Seminar:Community Assembly and Disassembly in Stochastic Environments
Thời gian: 10:00 đến 11:00 Ngày 17/07/2026
Địa điểm: Phòng B102, VIASM
Báo cáo viên: Prof.Nguyễn Hải Đăng, Đại học Alabama, Hoa Kỳ
Tóm tắt: Understanding how biodiversity is assembled and lost is a fundamental challenge in ecology. Local communities are continually shaped by species invasions from regional pools, while extinctions may occur gradually or trigger cascades of secondary extinctions. These assembly and disassembly processes are driven by complex species interactions and environmental fluctuations, motivating the need for mathematical frameworks that explicitly incorporate stochasticity.
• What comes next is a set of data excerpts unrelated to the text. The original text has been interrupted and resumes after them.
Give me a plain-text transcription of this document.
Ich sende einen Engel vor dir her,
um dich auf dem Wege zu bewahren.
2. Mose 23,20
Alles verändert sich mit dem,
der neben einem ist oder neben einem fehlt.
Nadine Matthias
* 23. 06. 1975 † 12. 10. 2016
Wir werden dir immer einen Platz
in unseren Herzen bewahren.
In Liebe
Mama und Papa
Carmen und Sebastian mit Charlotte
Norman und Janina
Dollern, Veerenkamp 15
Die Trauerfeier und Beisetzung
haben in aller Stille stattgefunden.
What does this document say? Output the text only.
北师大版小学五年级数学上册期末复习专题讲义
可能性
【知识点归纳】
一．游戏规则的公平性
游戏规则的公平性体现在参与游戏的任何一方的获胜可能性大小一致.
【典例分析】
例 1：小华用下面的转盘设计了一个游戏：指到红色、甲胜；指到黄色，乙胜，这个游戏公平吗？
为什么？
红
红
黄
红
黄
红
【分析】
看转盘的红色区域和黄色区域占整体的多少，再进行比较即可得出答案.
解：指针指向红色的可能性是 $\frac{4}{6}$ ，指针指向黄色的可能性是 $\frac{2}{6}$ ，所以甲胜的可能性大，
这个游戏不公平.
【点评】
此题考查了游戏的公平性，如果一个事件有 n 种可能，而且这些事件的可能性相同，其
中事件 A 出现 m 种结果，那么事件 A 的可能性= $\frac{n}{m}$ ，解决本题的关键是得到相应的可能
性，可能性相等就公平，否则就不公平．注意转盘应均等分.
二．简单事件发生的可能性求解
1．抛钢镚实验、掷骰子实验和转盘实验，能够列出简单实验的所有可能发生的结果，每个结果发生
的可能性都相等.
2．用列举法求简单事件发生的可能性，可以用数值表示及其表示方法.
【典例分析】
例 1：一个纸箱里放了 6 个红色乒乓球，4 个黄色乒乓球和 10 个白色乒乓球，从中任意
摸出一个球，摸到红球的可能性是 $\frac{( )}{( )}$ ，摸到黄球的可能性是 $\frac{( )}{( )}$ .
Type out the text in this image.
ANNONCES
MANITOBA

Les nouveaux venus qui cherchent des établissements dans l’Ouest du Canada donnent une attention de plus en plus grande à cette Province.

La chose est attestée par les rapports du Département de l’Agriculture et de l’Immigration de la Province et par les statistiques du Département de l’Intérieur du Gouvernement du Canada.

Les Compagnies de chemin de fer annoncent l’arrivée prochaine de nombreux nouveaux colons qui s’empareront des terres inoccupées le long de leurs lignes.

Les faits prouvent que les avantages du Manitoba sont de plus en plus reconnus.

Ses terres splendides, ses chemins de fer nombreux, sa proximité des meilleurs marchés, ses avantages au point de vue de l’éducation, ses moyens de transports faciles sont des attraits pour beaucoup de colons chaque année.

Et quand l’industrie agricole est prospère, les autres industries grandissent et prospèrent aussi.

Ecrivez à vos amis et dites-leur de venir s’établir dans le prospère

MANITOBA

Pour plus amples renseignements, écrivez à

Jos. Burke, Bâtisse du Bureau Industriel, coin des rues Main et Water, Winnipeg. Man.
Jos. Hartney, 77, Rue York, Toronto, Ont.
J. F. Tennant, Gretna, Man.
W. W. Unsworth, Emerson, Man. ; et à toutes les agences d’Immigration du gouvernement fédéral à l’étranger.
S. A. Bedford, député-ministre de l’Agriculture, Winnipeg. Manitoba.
In this talk, I will present recent progress toward a unified theory of stochastic community assembly based on **invasion graphs**. These graphs encode transitions among ecological communities through single- or multiple-species invasions and are defined using invasion growth rates (Lyapunov exponents). I will discuss conjectures and recent results suggesting that invasion graphs characterize the long-term behavior of broad classes of stochastic ecological models, extending classical persistence theory beyond the Hofbauer criterion. For deterministic models, we will prove that there is a unique subgraph of the deterministic invasion graph that accounts for small, random environmental perturbations. This result filters out biologically unrealistic predictions that depend on noise-free dynamics, revealing ecologically meaningful long-term outcomes that are robust to environmental variability. Using the invasion graphs, we introduce two complementary labeled graphs. The community assembly graph characterizes community assembly through single species invasions and reveals when species introductions cause species loss. The community disassembly graph characterizes when species removals trigger secondary extinctions. These methods also identify priority effects (when assembly order determines outcomes) and inverse priority effects (when disassembly order determines outcomes).